From finding the source code to getting the WASM version online, it only took me less than three days of spare time. So I personally believe that the Mocha engine was pretty well thought out in terms of portability, and had good engineering quality. However, some of its basic design, such as reference counting, had inherent performance bottlenecks that required it to be rewritten, which is a different story.

At the time of writing this article, it was about the 25th anniversary of the official release of JavaScript (December 4, 1995, Netscape and Sun's joint announcement). The press release of this event is also an attachment in JavaScript The First 20 Years. As a Chinese front end developer, I'm happy to see that this book is getting good responses in China (about 60,000 reads for my personal articles related, 2.2k star for GitHub translation project). Interestingly, Brendan Eich, the creator of JavaScript, also has Chinese characters on his Twitter avatar, but unfortunately all you can see is the word "無一" ("無" stands for null and "一" stands for one), which looks like he is practicing Tai Chi:


However, thanks to my friend Yiling Gu, I found the original picture of Eich's avatar.

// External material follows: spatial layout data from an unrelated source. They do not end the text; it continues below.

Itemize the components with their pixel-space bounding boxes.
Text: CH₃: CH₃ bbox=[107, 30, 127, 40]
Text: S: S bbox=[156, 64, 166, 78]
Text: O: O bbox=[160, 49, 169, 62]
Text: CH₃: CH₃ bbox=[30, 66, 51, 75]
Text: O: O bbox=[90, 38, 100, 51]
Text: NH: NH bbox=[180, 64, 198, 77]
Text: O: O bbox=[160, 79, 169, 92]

The Chinese characters here are not metaphysical, but an encouragement for programmers, which reads, "The more people contribute, the better for the development of the whole ecosystem, open source has become a culture."


And perhaps this little practice I did here, is also a manifestation of this culture.

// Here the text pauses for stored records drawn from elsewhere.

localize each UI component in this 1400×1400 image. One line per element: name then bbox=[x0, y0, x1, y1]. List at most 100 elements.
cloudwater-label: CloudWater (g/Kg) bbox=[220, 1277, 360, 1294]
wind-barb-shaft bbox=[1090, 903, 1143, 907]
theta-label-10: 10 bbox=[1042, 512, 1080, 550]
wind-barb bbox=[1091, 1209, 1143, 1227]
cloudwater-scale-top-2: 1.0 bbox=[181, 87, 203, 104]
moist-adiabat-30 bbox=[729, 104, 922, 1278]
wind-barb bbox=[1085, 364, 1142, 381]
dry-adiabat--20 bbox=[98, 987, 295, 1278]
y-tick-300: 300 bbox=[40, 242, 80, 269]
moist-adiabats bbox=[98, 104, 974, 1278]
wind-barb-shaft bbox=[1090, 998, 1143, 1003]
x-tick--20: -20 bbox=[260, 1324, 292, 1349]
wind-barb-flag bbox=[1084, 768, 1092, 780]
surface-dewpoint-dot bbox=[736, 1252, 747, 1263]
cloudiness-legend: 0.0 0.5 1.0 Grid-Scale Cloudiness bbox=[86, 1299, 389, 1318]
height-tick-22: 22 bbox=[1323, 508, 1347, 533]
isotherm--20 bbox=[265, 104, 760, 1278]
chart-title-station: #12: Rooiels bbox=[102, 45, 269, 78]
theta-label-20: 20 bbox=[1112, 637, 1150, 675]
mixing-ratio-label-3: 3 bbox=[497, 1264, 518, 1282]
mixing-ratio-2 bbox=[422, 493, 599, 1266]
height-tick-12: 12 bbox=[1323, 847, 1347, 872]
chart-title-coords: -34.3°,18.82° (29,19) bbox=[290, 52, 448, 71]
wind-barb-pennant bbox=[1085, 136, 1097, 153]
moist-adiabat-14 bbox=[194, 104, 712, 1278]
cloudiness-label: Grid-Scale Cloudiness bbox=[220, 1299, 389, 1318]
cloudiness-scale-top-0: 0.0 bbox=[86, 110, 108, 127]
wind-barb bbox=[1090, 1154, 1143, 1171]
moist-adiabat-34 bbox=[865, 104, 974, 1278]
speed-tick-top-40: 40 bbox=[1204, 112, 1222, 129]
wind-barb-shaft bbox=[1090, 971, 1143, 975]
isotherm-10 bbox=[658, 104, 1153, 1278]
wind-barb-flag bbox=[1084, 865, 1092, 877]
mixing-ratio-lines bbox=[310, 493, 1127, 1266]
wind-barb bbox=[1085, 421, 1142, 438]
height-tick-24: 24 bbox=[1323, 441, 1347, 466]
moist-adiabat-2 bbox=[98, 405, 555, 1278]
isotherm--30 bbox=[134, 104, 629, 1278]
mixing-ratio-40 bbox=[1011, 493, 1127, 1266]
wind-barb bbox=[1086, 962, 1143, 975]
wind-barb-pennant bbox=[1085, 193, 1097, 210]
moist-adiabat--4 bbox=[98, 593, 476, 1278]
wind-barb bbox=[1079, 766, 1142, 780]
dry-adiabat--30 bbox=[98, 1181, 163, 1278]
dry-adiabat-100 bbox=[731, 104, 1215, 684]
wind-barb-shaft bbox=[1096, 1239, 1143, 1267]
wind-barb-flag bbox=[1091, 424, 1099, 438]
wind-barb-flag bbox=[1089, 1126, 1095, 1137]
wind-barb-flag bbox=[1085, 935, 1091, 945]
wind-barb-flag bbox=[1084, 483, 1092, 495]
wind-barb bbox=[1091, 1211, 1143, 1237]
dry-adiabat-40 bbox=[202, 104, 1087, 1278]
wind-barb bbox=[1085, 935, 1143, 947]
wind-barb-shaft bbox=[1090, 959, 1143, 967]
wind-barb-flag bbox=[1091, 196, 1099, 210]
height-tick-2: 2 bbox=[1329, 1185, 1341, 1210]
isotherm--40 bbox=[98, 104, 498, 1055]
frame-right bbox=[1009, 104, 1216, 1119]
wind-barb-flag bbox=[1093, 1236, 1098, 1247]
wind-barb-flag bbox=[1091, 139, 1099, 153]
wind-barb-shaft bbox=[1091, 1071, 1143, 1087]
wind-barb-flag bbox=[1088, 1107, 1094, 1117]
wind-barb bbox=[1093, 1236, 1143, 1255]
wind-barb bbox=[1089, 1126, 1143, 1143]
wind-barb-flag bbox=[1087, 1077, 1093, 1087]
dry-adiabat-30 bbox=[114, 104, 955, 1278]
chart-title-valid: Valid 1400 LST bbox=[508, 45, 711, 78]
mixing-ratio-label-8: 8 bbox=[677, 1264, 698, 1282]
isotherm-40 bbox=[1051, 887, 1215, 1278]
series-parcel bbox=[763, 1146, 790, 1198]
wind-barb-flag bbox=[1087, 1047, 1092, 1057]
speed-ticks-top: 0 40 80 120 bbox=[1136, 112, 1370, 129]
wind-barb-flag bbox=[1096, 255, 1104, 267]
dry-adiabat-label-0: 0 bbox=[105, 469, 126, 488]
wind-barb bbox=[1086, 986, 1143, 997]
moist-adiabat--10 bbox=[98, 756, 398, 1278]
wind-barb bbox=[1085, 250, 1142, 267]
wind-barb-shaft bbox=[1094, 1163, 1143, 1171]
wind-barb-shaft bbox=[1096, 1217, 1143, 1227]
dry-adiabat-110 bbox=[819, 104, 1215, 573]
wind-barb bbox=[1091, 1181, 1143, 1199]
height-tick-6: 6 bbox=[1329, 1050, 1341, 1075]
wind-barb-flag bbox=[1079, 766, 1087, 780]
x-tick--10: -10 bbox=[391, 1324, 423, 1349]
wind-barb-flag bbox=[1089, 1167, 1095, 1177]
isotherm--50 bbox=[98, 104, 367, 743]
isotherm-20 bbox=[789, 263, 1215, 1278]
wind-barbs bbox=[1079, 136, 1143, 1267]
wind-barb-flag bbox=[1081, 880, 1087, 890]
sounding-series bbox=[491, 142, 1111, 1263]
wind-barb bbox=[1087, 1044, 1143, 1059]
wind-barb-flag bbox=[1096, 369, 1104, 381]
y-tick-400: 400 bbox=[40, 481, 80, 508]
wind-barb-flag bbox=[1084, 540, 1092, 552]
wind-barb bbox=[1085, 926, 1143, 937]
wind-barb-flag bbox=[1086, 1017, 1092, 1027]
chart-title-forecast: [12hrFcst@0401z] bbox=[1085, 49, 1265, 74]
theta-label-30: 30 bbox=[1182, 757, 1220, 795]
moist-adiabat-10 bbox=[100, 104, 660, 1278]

Dennis Ritchie, the creator of C, says that the way to succeed is by being lucky - "Grab on to something that's moving pretty fast, and let yourself be carried on when you're in the right place at the right time." That's exactly what happened to JavaScript. It's now the language that has powered the GUI of the first human spacecraft on board the SpaceX Dragon, and it's even about to fly off into the universe with the James Webb Space Telescope. But when we look back at where it all began, the 1995 version of the Mocha engine, with all of its flaws, was undoubtedly in the right place at the right time - otherwise perhaps we'd be writing VBScript today.

Looking back on 1995 at the end of 2020, it seems like an incredible time: the WTO was founded, the Schengen Agreement came into effect, Windows 95, Java & JavaScript were released. While a quarter of a century later, something has been popularized, something has changed, and something may never come back.

Forget about the bad stuff. Today, let's toast to 1995, to 2020, and to JavaScript.